A new study assessing the effectiveness of a restricted elimination diet on the behavior of children with attention deficit hyperactivity disorder was conducted in the Netherlands and Belgium. They enrolled 100 children (4 – 8 years) and randomly assigned them to either a group that received this special diet or to a control group that was just given instructions for a healthy diet. They were to follow the assigned protocol for 5 weeks. They were assessed before and after using using several ADHD rating scales. The assessment indicated that 64% of those using the elimination diet had a significant improvement in symptoms. (A similar study was conducted in the UK in May of last year.)
So what does this mean?
I think that it probably means that the children who improved using the diet had a food allergy which produced symptoms similar to ADHD. Thus, the diagnosis of ADHD may have been incorrect given these findings.
There are many other questions that were not answered. For instance, the children’s parents knew which treatment they were receiving. Could this have influenced their ratings? Remember, they were recruited by advertising which may have attracted parents who wanted their children off medication and who may have believed that diet might be a significant factor. We also know that increased positive attention by a parent can reduce ADHD symptoms. (I discuss this in depth in Total Focus.) Could increased attention have played a role in the improvement? The study lasted for 5 weeks. Can the results be maintained over a long period of time? And if the offending foods were reintroduced, would the symptoms return?

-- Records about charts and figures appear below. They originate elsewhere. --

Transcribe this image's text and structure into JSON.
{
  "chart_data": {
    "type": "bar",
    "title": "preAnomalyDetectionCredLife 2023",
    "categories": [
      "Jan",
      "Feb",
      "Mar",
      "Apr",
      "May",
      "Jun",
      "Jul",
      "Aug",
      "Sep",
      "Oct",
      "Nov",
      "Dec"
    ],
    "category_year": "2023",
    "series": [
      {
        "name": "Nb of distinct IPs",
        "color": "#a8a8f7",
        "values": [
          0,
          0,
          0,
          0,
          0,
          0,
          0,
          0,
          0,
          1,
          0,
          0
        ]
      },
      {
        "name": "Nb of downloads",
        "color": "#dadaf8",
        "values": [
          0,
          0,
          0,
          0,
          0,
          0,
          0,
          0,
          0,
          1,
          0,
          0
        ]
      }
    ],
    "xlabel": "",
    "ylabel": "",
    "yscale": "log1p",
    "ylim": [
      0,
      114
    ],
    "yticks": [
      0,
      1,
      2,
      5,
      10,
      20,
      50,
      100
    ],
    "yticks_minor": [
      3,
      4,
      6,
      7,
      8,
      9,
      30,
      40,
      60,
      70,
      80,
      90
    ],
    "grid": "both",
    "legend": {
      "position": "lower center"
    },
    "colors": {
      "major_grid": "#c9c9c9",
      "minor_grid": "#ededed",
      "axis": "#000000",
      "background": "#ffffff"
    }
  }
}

Another study published in the December 2010 issue of Clinical Pediatrics conducted a systematic and comprehensive review of all the literature related to diet and ADHD and concluded that there are a select group of children who present with ADHD symptoms who show improvement as a result of a change in their diet. The Feingold Diet Program has been around for 35 years. While it has its share of advocates, all of the professional societies issuing treatment guidelines have concluded that there is insufficient evidence to prove its efficacy as a primary treatment for ADHD. Please go to the Feingold Diet website to learn more. Then go to the Quakwatch as well as the Clinical Pediatrics article for another point of view. If you are inclined to try a diet approach, PLEASE CHECK WITH YOUR CHILD’S PHYSICIAN before proceeding.
While diet appears to be helpful for some children (the size of this group is in question), another intervention that has proven to be successful when used with or without medication and most likely would enhance any benefits derived from a dietary approach is behavioral treatment. This is often either overlooked or only partially implemented due to constrictions of time and resources. The result is that many parents, teachers, and providers seek what seems to be the convenient solution. However, in the latest review of the results of the “gold standard” MTA study, children whose family received behavioral interventions had the best long-term outcome. Parents who are looking for an alternative from medication as well as for significant, long lasting improvement may be surprised at the results they achieve by investing just a few hours per week working with their son or daughter implementing researched-based interventions.